Tuesday, August 26, 2008

On Passion

So my theory on "bridle all your passions that ye may be filled with love" as of late.
a) that passions have less physical/healthy/acceptable counterparts. So love is akin to but different from lust, anger is akin to but different from righteous indignation, etc. When we're asked to bridle our passions, we're not asked to become an unmoved being, but to focus on the healthy and necessary counterparts of the drives that motivate us.
b) because passions are physical, you can feel them in your body. So lust is pretty obvious, but does anyone else feel jealous in their gut? Literally feel the longing and anger up through their abdomen and attached solidly to the muscle of your neck and upper back?
c) that love (and I'm thinking charity) is a kind of skittish creature. Once our bodies (unfettered) get in the way, we can't feel it.
So jealousy. The selfish evil twin sister of, what, admiration? I think a passion we don't often think of as such. How do we bridle this fellow? Any ideas?

5 comments:

David Grover said...

Perhaps the twin of jealousy is ambition, some kind of righteous ambition.

Anger is certainly felt in the body. Very few but memorable times I have been filled with odd and unexplainable anger that moved muscles and all that. I'm not sure it was righteous, even if it had its beginnings in a righteous place. Not to say I pummeled anybody; I just squirmed.

Emily Fox King said...

i love everything i've read in the last 5 minutes on your blog. thanks for writing, and writing so well.

Jeremy said...

Logically jealousy would be connected to feeling glad for others' success/ possessions/ happiness. What is the ideal of that? Interesting question. I don't know if there is one.

What advantage is there to being glad for others in any kind of spiritual sense? It seems like this passion is tied more to negativity ... see, e.g. President Benson's Pride talk about how envying the rich is a form of pride. Lots of ways to get from jealousy to sins, but I don't see any commandments to cheer on the winners in life, just to not be so proud as to resent them or covet their stuff.

I think Yoda said something about it in Revenge of the Sith, which, if I could remember it exactly, I am sure clear everything up it would.

Makayla Steiner said...

Now here's an interesting thing (glad your fast is over, btw).

When jealousy is used as a noun meaning "envy," the antonym is listed as "pride or admiration."

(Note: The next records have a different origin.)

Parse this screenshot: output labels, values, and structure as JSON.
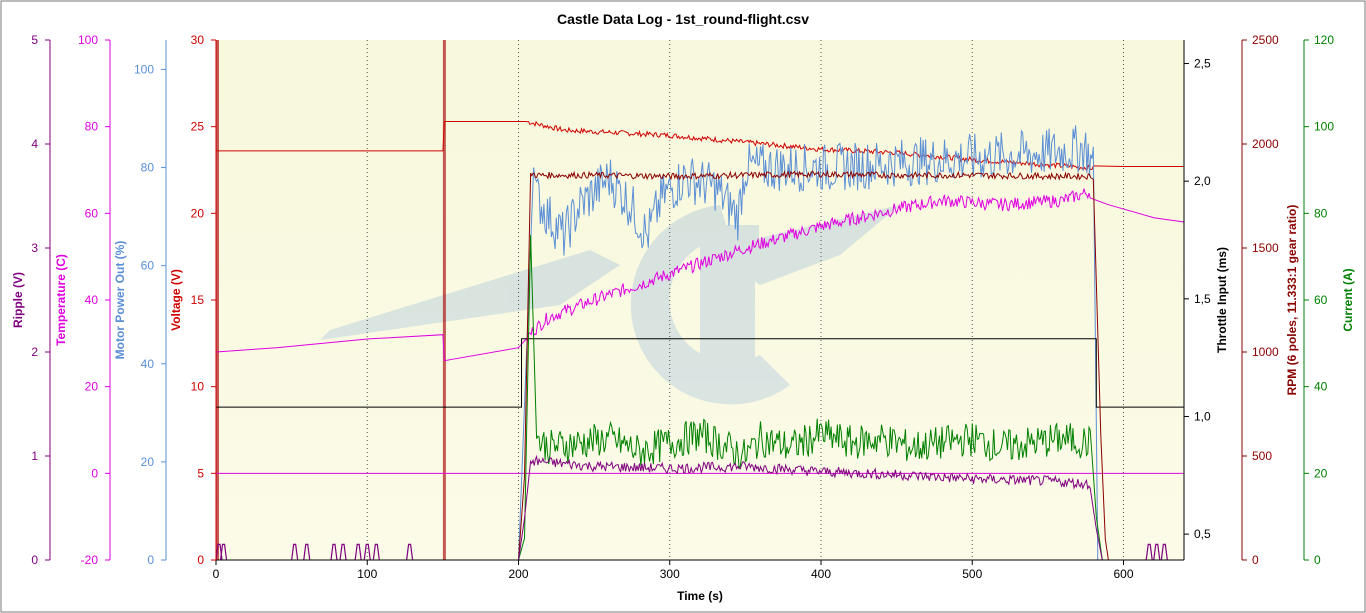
{
  "chart_data": {
    "type": "line",
    "title": "Castle Data Log - 1st_round-flight.csv",
    "xlabel": "Time (s)",
    "xlim": [
      0,
      640
    ],
    "xticks": [
      0,
      100,
      200,
      300,
      400,
      500,
      600
    ],
    "colors": {
      "ripple": "#800080",
      "temperature": "#e000e0",
      "power": "#5b8fd6",
      "voltage": "#d00000",
      "throttle": "#000000",
      "rpm": "#8b0000",
      "current": "#008000"
    },
    "left_axes": [
      {
        "id": "ripple",
        "label": "Ripple (V)",
        "min": 0,
        "max": 5,
        "ticks": [
          "0",
          "1",
          "2",
          "3",
          "4",
          "5"
        ],
        "color": "#800080"
      },
      {
        "id": "temperature",
        "label": "Temperature (C)",
        "min": -20,
        "max": 100,
        "ticks": [
          "-20",
          "0",
          "20",
          "40",
          "60",
          "80",
          "100"
        ],
        "color": "#e000e0"
      },
      {
        "id": "power",
        "label": "Motor Power Out (%)",
        "min": 0,
        "max": 106,
        "ticks": [
          "0",
          "20",
          "40",
          "60",
          "80",
          "100"
        ],
        "color": "#5b8fd6"
      },
      {
        "id": "voltage",
        "label": "Voltage (V)",
        "min": 0,
        "max": 30,
        "ticks": [
          "0",
          "5",
          "10",
          "15",
          "20",
          "25",
          "30"
        ],
        "color": "#d00000"
      }
    ],
    "right_axes": [
      {
        "id": "throttle",
        "label": "Throttle Input (ms)",
        "min": 0.39,
        "max": 2.6,
        "ticks": [
          "0,5",
          "1,0",
          "1,5",
          "2,0",
          "2,5"
        ],
        "tick_values": [
          0.5,
          1.0,
          1.5,
          2.0,
          2.5
        ],
        "color": "#000000"
      },
      {
        "id": "rpm",
        "label": "RPM (6 poles, 11.333:1 gear ratio)",
        "min": 0,
        "max": 2500,
        "ticks": [
          "0",
          "500",
          "1000",
          "1500",
          "2000",
          "2500"
        ],
        "color": "#8b0000"
      },
      {
        "id": "current",
        "label": "Current (A)",
        "min": 0,
        "max": 120,
        "ticks": [
          "0",
          "20",
          "40",
          "60",
          "80",
          "100",
          "120"
        ],
        "color": "#008000"
      }
    ],
    "markers": [
      1,
      151
    ],
    "series": [
      {
        "name": "Voltage",
        "axis": "voltage",
        "points": [
          [
            0,
            23.6
          ],
          [
            150,
            23.6
          ],
          [
            151,
            25.3
          ],
          [
            205,
            25.3
          ],
          [
            230,
            24.8
          ],
          [
            300,
            24.5
          ],
          [
            350,
            24.1
          ],
          [
            400,
            23.7
          ],
          [
            450,
            23.5
          ],
          [
            500,
            23.1
          ],
          [
            550,
            22.8
          ],
          [
            580,
            22.6
          ],
          [
            600,
            22.7
          ],
          [
            640,
            22.7
          ]
        ]
      },
      {
        "name": "Temperature",
        "axis": "temperature",
        "points": [
          [
            0,
            28
          ],
          [
            40,
            29
          ],
          [
            100,
            31
          ],
          [
            150,
            32
          ],
          [
            151,
            26
          ],
          [
            200,
            29
          ],
          [
            205,
            31
          ],
          [
            210,
            33
          ],
          [
            220,
            36
          ],
          [
            250,
            40
          ],
          [
            300,
            46
          ],
          [
            350,
            52
          ],
          [
            400,
            57
          ],
          [
            450,
            61
          ],
          [
            480,
            63
          ],
          [
            520,
            62
          ],
          [
            560,
            63
          ],
          [
            578,
            65
          ],
          [
            590,
            62
          ],
          [
            620,
            59
          ],
          [
            640,
            58
          ]
        ]
      },
      {
        "name": "Motor Power Out",
        "axis": "power",
        "points": [
          [
            0,
            0
          ],
          [
            200,
            0
          ],
          [
            205,
            40
          ],
          [
            210,
            80
          ],
          [
            212,
            74
          ],
          [
            220,
            70
          ],
          [
            230,
            66
          ],
          [
            240,
            72
          ],
          [
            260,
            78
          ],
          [
            275,
            72
          ],
          [
            285,
            66
          ],
          [
            295,
            74
          ],
          [
            310,
            78
          ],
          [
            330,
            76
          ],
          [
            345,
            70
          ],
          [
            350,
            80
          ],
          [
            380,
            80
          ],
          [
            410,
            80
          ],
          [
            450,
            81
          ],
          [
            500,
            82
          ],
          [
            550,
            83
          ],
          [
            575,
            84
          ],
          [
            580,
            80
          ],
          [
            583,
            0
          ],
          [
            640,
            0
          ]
        ]
      },
      {
        "name": "Throttle",
        "axis": "throttle",
        "points": [
          [
            0,
            1.04
          ],
          [
            202,
            1.04
          ],
          [
            202,
            1.33
          ],
          [
            582,
            1.33
          ],
          [
            582,
            1.04
          ],
          [
            640,
            1.04
          ]
        ]
      },
      {
        "name": "RPM",
        "axis": "rpm",
        "points": [
          [
            0,
            0
          ],
          [
            200,
            0
          ],
          [
            204,
            400
          ],
          [
            208,
            1860
          ],
          [
            212,
            1850
          ],
          [
            250,
            1850
          ],
          [
            300,
            1845
          ],
          [
            350,
            1850
          ],
          [
            400,
            1855
          ],
          [
            450,
            1850
          ],
          [
            500,
            1850
          ],
          [
            550,
            1845
          ],
          [
            580,
            1845
          ],
          [
            585,
            600
          ],
          [
            588,
            100
          ],
          [
            590,
            0
          ],
          [
            640,
            0
          ]
        ]
      },
      {
        "name": "Current",
        "axis": "current",
        "points": [
          [
            0,
            0
          ],
          [
            200,
            0
          ],
          [
            204,
            5
          ],
          [
            208,
            75
          ],
          [
            212,
            28
          ],
          [
            220,
            26
          ],
          [
            240,
            27
          ],
          [
            260,
            28
          ],
          [
            280,
            25
          ],
          [
            300,
            27
          ],
          [
            320,
            29
          ],
          [
            350,
            24
          ],
          [
            360,
            28
          ],
          [
            380,
            26
          ],
          [
            400,
            29
          ],
          [
            420,
            27
          ],
          [
            440,
            28
          ],
          [
            460,
            26
          ],
          [
            480,
            27
          ],
          [
            500,
            28
          ],
          [
            520,
            26
          ],
          [
            540,
            27
          ],
          [
            560,
            28
          ],
          [
            578,
            27
          ],
          [
            582,
            10
          ],
          [
            586,
            0
          ],
          [
            640,
            0
          ]
        ]
      },
      {
        "name": "Ripple",
        "axis": "ripple",
        "points": [
          [
            0,
            0
          ],
          [
            200,
            0
          ],
          [
            204,
            0.4
          ],
          [
            208,
            0.95
          ],
          [
            212,
            0.95
          ],
          [
            250,
            0.9
          ],
          [
            300,
            0.88
          ],
          [
            350,
            0.9
          ],
          [
            400,
            0.85
          ],
          [
            450,
            0.82
          ],
          [
            500,
            0.78
          ],
          [
            550,
            0.76
          ],
          [
            578,
            0.73
          ],
          [
            582,
            0.3
          ],
          [
            586,
            0
          ],
          [
            640,
            0
          ]
        ]
      }
    ]
  }
}
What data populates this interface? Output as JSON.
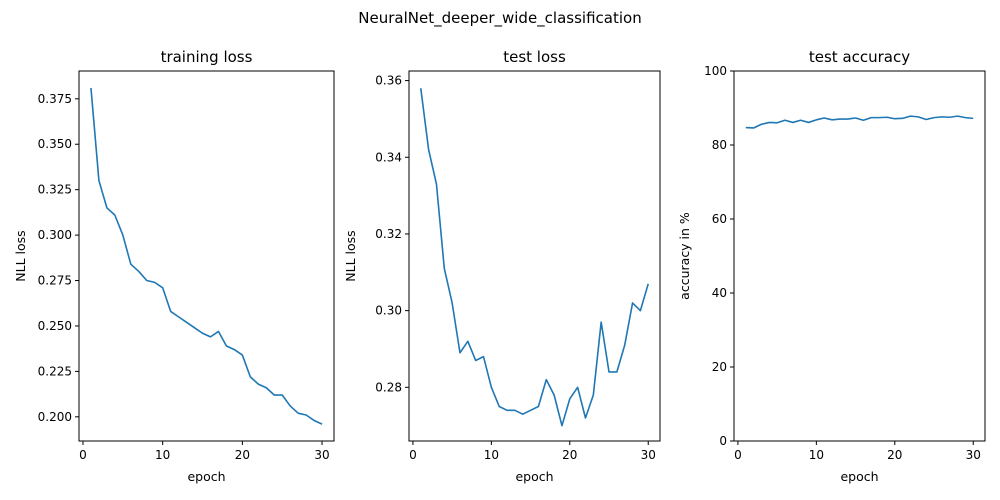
{
  "figure_title": "NeuralNet_deeper_wide_classification",
  "chart_data": [
    {
      "type": "line",
      "title": "training loss",
      "xlabel": "epoch",
      "ylabel": "NLL loss",
      "xlim": [
        -0.5,
        31.5
      ],
      "ylim": [
        0.1867,
        0.3903
      ],
      "xticks": [
        0,
        10,
        20,
        30
      ],
      "xtick_labels": [
        "0",
        "10",
        "20",
        "30"
      ],
      "yticks": [
        0.2,
        0.225,
        0.25,
        0.275,
        0.3,
        0.325,
        0.35,
        0.375
      ],
      "ytick_labels": [
        "0.200",
        "0.225",
        "0.250",
        "0.275",
        "0.300",
        "0.325",
        "0.350",
        "0.375"
      ],
      "grid": false,
      "x": [
        1,
        2,
        3,
        4,
        5,
        6,
        7,
        8,
        9,
        10,
        11,
        12,
        13,
        14,
        15,
        16,
        17,
        18,
        19,
        20,
        21,
        22,
        23,
        24,
        25,
        26,
        27,
        28,
        29,
        30
      ],
      "values": [
        0.381,
        0.33,
        0.315,
        0.311,
        0.3,
        0.284,
        0.28,
        0.275,
        0.274,
        0.271,
        0.258,
        0.255,
        0.252,
        0.249,
        0.246,
        0.244,
        0.247,
        0.239,
        0.237,
        0.234,
        0.222,
        0.218,
        0.216,
        0.212,
        0.212,
        0.206,
        0.202,
        0.201,
        0.198,
        0.196
      ]
    },
    {
      "type": "line",
      "title": "test loss",
      "xlabel": "epoch",
      "ylabel": "NLL loss",
      "xlim": [
        -0.5,
        31.5
      ],
      "ylim": [
        0.266,
        0.3625
      ],
      "xticks": [
        0,
        10,
        20,
        30
      ],
      "xtick_labels": [
        "0",
        "10",
        "20",
        "30"
      ],
      "yticks": [
        0.28,
        0.3,
        0.32,
        0.34,
        0.36
      ],
      "ytick_labels": [
        "0.28",
        "0.30",
        "0.32",
        "0.34",
        "0.36"
      ],
      "grid": false,
      "x": [
        1,
        2,
        3,
        4,
        5,
        6,
        7,
        8,
        9,
        10,
        11,
        12,
        13,
        14,
        15,
        16,
        17,
        18,
        19,
        20,
        21,
        22,
        23,
        24,
        25,
        26,
        27,
        28,
        29,
        30
      ],
      "values": [
        0.358,
        0.342,
        0.333,
        0.311,
        0.302,
        0.289,
        0.292,
        0.287,
        0.288,
        0.28,
        0.275,
        0.274,
        0.274,
        0.273,
        0.274,
        0.275,
        0.282,
        0.278,
        0.27,
        0.277,
        0.28,
        0.272,
        0.278,
        0.297,
        0.284,
        0.284,
        0.291,
        0.302,
        0.3,
        0.307
      ]
    },
    {
      "type": "line",
      "title": "test accuracy",
      "xlabel": "epoch",
      "ylabel": "accuracy in %",
      "xlim": [
        -0.5,
        31.5
      ],
      "ylim": [
        0,
        100
      ],
      "xticks": [
        0,
        10,
        20,
        30
      ],
      "xtick_labels": [
        "0",
        "10",
        "20",
        "30"
      ],
      "yticks": [
        0,
        20,
        40,
        60,
        80,
        100
      ],
      "ytick_labels": [
        "0",
        "20",
        "40",
        "60",
        "80",
        "100"
      ],
      "grid": false,
      "x": [
        1,
        2,
        3,
        4,
        5,
        6,
        7,
        8,
        9,
        10,
        11,
        12,
        13,
        14,
        15,
        16,
        17,
        18,
        19,
        20,
        21,
        22,
        23,
        24,
        25,
        26,
        27,
        28,
        29,
        30
      ],
      "values": [
        84.7,
        84.6,
        85.6,
        86.1,
        86.0,
        86.7,
        86.1,
        86.7,
        86.1,
        86.8,
        87.3,
        86.8,
        87.0,
        87.0,
        87.3,
        86.7,
        87.4,
        87.4,
        87.5,
        87.1,
        87.2,
        87.8,
        87.6,
        86.9,
        87.4,
        87.6,
        87.5,
        87.8,
        87.4,
        87.2
      ]
    }
  ]
}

I actually think there's quite a lot of spiritual advantage to being glad for others. There is something about such admiration and excitement on behalf of another that just screams charity to me. To love others, to be proud of somebody and excited for them, to admire them and encourage them (all opposites of jealousy) without any "real" advantage to yourself is actually the greatest thing of all, for it turns you into something else. What a way to cast off the "natural man" and become more Christlike. So while there may not be many obvious commandments instructing us to be glad for others, I think it's safe to assume that when the Lord asks us to not be jealous or covetous, that he is in effect asking us to be charitable - to be the kind of person who doesn't always have to see something in it for themselves.

Rachel said...

Jeremy-- Romans 12:15: Rejoice with them that do rejoice, and weep with them that weep.

I think there is something fundamentally Christlike about cheering on the winners (or losers). It seems like a natural extension of "As I have loved you, love one another" and the golden rule. Does Christ cheer the winners? I think so. Is it nice when other people celebrate your success with you? If so, share the rejoicing, right?

Now, the definition of success is a whole different thing.